Wedgewood Pottery began in 1759 when Josiah Wedgewood started a humble pottery business. His talent and amazing style set trends and attracted the interest of notable patrons who propelled the popularity of Wedgwood. For more than 250 years, Wedgwood has set the standard for fine pottery. There are some easy clues that may help you identify and date early pieces. There are three critical steps that will help you date your Wedgwood pottery: feel, observe, and consult.
Feel the surface of your pottery. Old pottery feels old. The glaze will likely show some cracking. Study the colours, the brand marks, and the pattern of the piece. You will need to know these details to do further research and learn about your piece.
Observe the brand stamp on your pottery. Joshia Wedgwood was one of the first potters to mark his pottery, beginning as early as 1759. The earliest Wedgwood pottery bore the Wedgwood name in stylised, hand stamped letters. Because each of the letters in the Wedgwood name were individually stamped, the first clue to identifying the earliest pieces is these uneven letters. Use your jeweller's loop or magnifying glass to look carefully at your Wedgwood piece. Find the brand stamp on your piece.
For the earliest Wedgwood pieces, you will notice the letters are not perfectly aligned, that the depth of the impression is varied, and that the size of the impressions are inconsistent. Pieces stamped in this manner were likely made between 1759 and 1769.
From 1769-1780, the brand became known as Wedgwood Bentley after a merger with Thomas Bentley. While the name Wedgwood was still used alone until 1780, this combined names in a circular stamp were more prominent. The word "Etruria" also appeared on some pieces during this period.
In 1891, the country of origin, England, was imprinted on all pieces to conform to the McKinley Tariff Act. Later, the stamp became "Made in England."
Later, the Wedgwood Company began using a three-letter code to code the year and month of production. These codes are often hard to read due to the placement and wear of glazes on the pieces.
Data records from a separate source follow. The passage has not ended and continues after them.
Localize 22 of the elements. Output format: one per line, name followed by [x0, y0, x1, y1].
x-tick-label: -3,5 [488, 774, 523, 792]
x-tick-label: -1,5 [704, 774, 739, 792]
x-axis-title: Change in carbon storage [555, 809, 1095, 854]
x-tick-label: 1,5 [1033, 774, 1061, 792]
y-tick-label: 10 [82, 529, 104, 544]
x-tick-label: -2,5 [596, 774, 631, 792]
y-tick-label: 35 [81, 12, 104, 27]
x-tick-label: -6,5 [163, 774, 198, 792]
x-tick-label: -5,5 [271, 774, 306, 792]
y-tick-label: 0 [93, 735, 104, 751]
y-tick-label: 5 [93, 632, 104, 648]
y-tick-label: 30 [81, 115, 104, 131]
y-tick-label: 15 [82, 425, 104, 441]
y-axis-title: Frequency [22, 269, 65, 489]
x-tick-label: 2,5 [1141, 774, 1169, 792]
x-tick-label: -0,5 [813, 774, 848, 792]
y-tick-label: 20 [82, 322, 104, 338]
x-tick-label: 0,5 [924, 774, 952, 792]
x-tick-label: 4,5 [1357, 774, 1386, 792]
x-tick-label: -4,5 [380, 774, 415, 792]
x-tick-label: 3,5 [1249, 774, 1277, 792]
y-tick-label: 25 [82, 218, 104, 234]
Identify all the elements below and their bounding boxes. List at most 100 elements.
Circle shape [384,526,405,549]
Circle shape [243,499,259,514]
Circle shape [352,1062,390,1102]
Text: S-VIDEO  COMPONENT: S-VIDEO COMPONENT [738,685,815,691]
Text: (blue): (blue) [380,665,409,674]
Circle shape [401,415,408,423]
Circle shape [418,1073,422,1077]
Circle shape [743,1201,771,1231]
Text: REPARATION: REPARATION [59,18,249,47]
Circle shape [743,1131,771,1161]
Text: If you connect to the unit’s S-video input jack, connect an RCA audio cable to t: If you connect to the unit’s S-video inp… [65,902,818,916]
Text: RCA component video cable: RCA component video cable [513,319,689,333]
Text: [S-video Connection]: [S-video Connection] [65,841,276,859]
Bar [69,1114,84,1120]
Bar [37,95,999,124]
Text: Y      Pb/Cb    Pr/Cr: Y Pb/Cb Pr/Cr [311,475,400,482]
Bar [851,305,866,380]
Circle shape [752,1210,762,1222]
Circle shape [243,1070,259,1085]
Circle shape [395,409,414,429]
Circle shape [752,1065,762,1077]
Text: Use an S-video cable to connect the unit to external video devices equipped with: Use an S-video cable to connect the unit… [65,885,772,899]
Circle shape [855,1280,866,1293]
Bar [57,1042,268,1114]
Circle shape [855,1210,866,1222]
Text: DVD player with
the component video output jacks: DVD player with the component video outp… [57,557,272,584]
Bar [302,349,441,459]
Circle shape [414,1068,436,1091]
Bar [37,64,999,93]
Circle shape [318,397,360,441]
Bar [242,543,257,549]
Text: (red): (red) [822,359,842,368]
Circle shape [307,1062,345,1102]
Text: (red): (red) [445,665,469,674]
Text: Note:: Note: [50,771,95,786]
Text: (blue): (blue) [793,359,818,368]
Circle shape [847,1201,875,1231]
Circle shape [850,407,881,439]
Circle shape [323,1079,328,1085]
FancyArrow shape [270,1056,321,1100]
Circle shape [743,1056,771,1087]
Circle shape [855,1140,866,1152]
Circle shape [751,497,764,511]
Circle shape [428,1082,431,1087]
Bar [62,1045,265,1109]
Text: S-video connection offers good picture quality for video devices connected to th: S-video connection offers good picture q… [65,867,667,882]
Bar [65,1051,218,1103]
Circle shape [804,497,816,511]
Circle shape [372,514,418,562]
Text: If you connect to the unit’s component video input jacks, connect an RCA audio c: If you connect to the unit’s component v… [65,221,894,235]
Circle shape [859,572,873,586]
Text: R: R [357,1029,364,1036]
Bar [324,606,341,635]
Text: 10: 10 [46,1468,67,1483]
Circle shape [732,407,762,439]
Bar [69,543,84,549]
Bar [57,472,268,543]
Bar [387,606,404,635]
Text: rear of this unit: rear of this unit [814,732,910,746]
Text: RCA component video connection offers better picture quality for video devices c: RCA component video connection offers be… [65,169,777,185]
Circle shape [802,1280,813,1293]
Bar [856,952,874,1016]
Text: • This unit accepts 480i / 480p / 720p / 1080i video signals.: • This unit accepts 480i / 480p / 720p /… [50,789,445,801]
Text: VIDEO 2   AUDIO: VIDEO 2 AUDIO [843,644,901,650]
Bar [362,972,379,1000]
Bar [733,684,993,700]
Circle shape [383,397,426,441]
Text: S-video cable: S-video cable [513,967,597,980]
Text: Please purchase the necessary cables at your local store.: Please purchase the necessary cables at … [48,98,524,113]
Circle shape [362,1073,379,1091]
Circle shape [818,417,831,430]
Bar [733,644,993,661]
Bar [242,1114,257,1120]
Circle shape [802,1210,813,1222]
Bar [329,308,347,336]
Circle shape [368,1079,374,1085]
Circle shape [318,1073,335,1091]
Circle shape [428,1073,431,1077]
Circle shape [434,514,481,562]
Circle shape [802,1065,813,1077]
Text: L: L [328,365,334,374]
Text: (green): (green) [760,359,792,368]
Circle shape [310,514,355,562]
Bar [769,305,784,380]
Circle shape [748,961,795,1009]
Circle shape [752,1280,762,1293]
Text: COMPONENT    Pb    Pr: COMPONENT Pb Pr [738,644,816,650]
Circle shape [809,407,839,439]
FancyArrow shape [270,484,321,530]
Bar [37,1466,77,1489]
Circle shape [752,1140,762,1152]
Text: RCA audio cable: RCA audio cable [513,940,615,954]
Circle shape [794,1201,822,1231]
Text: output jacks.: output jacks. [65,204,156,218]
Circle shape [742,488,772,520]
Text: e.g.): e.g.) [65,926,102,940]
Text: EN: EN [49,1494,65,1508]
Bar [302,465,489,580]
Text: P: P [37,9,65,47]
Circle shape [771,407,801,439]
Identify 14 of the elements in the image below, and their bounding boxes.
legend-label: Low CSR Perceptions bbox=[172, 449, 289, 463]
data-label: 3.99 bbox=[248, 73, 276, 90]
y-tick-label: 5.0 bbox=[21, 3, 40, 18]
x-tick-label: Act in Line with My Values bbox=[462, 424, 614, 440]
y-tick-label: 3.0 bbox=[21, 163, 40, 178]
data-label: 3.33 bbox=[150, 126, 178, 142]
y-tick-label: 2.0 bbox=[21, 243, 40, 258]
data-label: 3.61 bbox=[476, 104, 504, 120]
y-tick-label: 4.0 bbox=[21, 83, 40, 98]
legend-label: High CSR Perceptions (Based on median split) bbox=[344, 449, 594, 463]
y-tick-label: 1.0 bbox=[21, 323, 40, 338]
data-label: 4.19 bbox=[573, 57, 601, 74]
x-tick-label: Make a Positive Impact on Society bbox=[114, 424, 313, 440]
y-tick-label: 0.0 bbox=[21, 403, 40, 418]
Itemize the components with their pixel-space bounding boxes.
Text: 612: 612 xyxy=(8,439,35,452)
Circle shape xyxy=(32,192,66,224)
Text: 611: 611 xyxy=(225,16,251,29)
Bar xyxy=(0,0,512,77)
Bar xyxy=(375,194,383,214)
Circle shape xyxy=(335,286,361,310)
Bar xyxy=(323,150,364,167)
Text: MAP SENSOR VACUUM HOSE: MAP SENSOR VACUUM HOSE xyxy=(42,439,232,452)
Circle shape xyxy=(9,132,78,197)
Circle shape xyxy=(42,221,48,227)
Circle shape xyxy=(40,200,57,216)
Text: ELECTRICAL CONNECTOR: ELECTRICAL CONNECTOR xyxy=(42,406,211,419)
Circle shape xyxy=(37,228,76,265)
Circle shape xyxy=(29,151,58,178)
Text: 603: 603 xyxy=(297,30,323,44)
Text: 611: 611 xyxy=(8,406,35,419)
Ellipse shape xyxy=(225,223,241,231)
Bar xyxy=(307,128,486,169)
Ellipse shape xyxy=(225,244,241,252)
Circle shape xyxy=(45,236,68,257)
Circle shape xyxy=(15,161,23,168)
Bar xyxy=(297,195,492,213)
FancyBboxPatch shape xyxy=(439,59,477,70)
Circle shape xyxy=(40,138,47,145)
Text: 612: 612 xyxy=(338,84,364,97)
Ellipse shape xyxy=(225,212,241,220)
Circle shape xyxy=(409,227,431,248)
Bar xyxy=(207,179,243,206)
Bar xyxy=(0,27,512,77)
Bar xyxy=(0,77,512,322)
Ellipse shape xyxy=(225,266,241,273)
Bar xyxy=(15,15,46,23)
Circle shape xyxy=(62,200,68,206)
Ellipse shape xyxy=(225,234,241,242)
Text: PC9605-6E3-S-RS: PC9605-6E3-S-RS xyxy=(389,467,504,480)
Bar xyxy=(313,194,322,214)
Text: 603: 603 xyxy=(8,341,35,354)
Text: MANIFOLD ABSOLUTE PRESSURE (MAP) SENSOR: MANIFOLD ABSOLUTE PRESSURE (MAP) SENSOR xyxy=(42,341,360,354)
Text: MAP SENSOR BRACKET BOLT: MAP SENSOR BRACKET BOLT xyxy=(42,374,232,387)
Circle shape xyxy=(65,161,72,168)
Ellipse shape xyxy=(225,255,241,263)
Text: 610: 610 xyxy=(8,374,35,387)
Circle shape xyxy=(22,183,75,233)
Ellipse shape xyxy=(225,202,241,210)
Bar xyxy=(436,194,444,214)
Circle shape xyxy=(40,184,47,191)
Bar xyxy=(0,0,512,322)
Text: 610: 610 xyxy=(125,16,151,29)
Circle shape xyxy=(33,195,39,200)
However, if you can identify the marks they will provide quick insight into the dates. Your area collector society will be able to share a chart to help you decipher this.
Be prepared to do some additional research. Learning more about the specific line of pottery, pattern and the production of that product line will provide additional clues about the date of manufacture. Specific colours and pattern were produced on select pieces and during specific periods. The more you learn, the more accurate your estimated date will be. For example, solid black jasper was only made from 1776 to 1826. Bone China was made between 1812 and 1830.
The Wedgwood Collection has been produced for 250 years and is a huge product group. Additional resources on the Internet, collector societies, and antique specialists will be a great resource for dating and valuation.
The Wedgwood Collection is huge. It is impossible for one person to be an expert on all of the marks, dates and nuances. Your research and observation will give you approximate dates that will help you understand and date your piece. For conclusive dating and valuation it is best to consult a Wedgewood specialist. Find one through an area Wedgewood collectors society or antique dealer.
If you are trying to date your Wedgwood for a potential sale, take the time to do further research or to find an expert for a certified appraisal. This will assure you are paid a fair price for your treasured piece.